第48話 初任務(4)

 しかし、初回の見回りから、あんな至近距離で吸血鬼が出るなんて、本当についていない。相方が手練れの黒砂さんだったからよかったものの、自分1人の時にあんなのが出たらどうすればいいのだろう。たぶん、さっきの男の子…ヤエちゃんの弟君も、私も、なすすべもなく吸血鬼に喉笛を噛み裂かれ、あの世に旅立っていたことだろう。今後の見回りも毎回同じようなことがあり、吸血鬼とかかわらないといけないと思うとぞっとする。そのことを黒砂さんにこぼすと、そう言っている割には、消毒機材を持って襲撃現場に走る姿はなかなか様になっていたけどね、島村さんならきっと大丈夫だよとのことだった。うう、そんなことで褒められてもうれしくない。わたしもとうとう消毒機材やら麻酔銃やらが似合うような物騒な世界の住人になりきってしまったのだろうか。生き残りたいのはやまやまだけど、多感で傷つきやすい14歳の乙女としては、あまりたくましくなりすぎてもなぁ…と思う。
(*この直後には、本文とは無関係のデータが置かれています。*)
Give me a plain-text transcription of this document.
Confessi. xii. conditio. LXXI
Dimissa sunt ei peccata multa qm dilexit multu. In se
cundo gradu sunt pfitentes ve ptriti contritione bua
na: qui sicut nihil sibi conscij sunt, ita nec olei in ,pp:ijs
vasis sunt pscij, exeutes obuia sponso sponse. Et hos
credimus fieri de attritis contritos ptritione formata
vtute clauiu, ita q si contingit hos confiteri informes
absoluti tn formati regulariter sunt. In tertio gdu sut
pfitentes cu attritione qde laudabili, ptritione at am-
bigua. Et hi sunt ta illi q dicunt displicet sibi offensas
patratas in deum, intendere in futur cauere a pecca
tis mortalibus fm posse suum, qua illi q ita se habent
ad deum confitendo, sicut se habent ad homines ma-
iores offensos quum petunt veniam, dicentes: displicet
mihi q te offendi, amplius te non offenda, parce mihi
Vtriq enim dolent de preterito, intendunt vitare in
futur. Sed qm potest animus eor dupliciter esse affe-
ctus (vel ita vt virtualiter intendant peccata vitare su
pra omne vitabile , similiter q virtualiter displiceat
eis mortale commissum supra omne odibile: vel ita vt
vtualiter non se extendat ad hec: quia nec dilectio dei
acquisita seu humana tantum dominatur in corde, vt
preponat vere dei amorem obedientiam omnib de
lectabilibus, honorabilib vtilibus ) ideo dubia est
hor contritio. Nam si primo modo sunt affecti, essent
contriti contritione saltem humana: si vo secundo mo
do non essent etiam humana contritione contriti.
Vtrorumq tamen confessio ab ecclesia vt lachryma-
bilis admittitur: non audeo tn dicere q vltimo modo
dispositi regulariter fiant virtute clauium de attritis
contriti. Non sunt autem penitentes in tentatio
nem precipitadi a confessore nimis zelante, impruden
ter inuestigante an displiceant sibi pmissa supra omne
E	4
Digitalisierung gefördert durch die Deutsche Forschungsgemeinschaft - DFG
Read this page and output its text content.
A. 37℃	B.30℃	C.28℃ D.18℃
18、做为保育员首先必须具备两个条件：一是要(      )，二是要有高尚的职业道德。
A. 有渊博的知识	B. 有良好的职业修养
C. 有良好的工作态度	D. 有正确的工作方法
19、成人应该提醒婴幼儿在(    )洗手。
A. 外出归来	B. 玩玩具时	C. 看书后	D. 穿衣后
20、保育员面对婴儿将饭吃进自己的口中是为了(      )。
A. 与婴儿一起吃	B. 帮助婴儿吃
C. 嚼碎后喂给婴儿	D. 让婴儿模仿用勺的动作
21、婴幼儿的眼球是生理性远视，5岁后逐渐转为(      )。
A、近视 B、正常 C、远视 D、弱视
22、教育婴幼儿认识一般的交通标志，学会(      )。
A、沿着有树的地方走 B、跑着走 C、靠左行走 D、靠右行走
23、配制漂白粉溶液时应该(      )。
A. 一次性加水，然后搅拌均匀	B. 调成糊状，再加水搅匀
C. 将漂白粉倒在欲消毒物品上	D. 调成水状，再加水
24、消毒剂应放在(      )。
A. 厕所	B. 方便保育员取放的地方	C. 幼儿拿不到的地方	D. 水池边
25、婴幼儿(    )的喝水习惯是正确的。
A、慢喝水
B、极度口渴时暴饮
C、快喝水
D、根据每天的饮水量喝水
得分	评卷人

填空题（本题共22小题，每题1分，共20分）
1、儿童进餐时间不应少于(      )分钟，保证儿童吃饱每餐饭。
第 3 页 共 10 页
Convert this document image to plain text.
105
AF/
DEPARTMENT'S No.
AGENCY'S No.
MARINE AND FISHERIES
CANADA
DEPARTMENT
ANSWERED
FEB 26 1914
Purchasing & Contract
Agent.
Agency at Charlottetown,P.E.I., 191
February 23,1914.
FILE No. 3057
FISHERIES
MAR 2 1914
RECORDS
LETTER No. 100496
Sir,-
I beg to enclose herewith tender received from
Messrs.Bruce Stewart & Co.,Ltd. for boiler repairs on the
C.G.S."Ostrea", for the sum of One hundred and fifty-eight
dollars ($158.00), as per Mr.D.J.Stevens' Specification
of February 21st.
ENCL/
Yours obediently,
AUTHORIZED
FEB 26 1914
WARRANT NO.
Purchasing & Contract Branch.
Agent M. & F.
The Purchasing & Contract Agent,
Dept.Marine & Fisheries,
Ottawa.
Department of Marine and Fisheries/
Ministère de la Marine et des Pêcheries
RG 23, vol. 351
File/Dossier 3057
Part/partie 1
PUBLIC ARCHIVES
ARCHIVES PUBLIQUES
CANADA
 黒砂さんは私の困惑顔というかビミョーな表情が面白いのか、先ほどからうつむき加減になってくすくす笑っている。大人はよくわからないところでいつまでも笑っているから、すごく嫌だ。それにしても私、そんな笑われるほど変な顔してるかな…。制服のポケットから手鏡を出してみると、確かに、八の字眉の、なかなか間抜けな表情になっていたので、普通にへこむ。しかも、鼻の頭がニキビで赤くなってるし…これじゃあ、赤鼻のトナカイだよ。まあ、あこがれの人に笑顔になってもらえたから、とりあえずはそれでよしとするか。